Greater Anglia, the train operator, is telling passengers: “As a result of the extreme conditions forecast for Tuesday and Wednesday, Network Rail is concentrating on keeping main routes operating – Norwich to London, Southend to London, Norwich to Cambridge and Cambridge/Stansted to London.”
The train operator is planning an early finish tonight and a late start on Wednesday, with many fewer trains – and those that are running will be slower.
“There will be no services on rural routes: Norwich to Lowestoft, Great Yarmouth and Sheringham, and Ipswich to Felixstowe and Lowestoft. There will be no rail replacement bus service on these routes either,” Greater Anglia added.
Half a mile away, Fenchurch Street station was even quieter, with the train operator c2c urging travellers on the line to Southend and Shoeburyness “not to travel where possible”.
Great Northern cancelled its express trains between King’s Cross, Cambridge and Ely, and has warned of an early close-down of services north of Royston in Hertford.
Passengers in Sussex experienced problems travelling from Hastings and Uckfield, but in Kent Southeastern reinstated many trains that had been initially been cancelled overnight.

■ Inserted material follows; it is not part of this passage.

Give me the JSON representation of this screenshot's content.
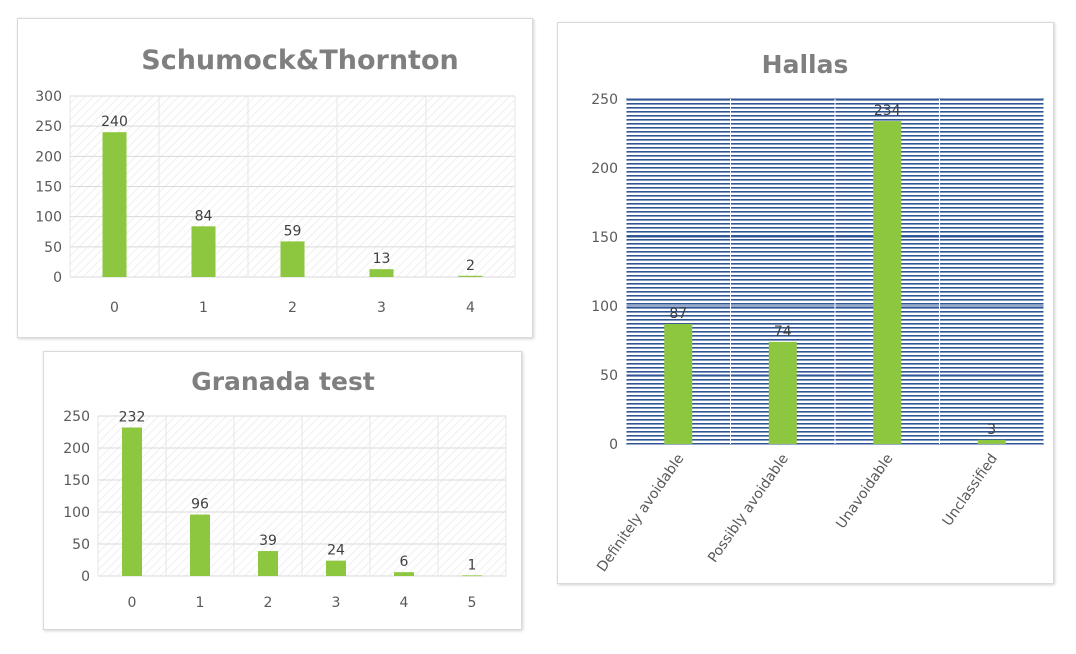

Rick Methven, who moved from the UK to Linköping in southern Sweden 15 years ago, told The Independent: “I am continuously amused by the pathetic fear of a bit of snow in the UK. Here in Sweden it has been below freezing since end of January, today -12, wind chill -18 yet no transport disruption.”
A Network Rail spokesperson said: “Our priorities are always to keep passengers safe and to run the best service we can. Last night the rail industry took pre-emptive action based on the best weather forecasting available, forecasts that in the past, have proved to be highly accurate.”
Nearly 100 flights were grounded in and out of Heathrow airport, as airlines trimmed their schedules to create “firebreaks” in a bid to avoid short-notice cancellation. British Airways cancelled 80 domestic and European services, including multiple services to and from Edinburgh, Manchester, Berlin and Milan.
Aer Lingus, Lufthansa and Swiss cancelled single round trips to their hubs at Dublin, Frankfurt and Zurich respectively.
Naples airport was closed for most of the morning because of snow. Services to and from Gatwick, Stansted and Manchester were cancelled or severely delayed.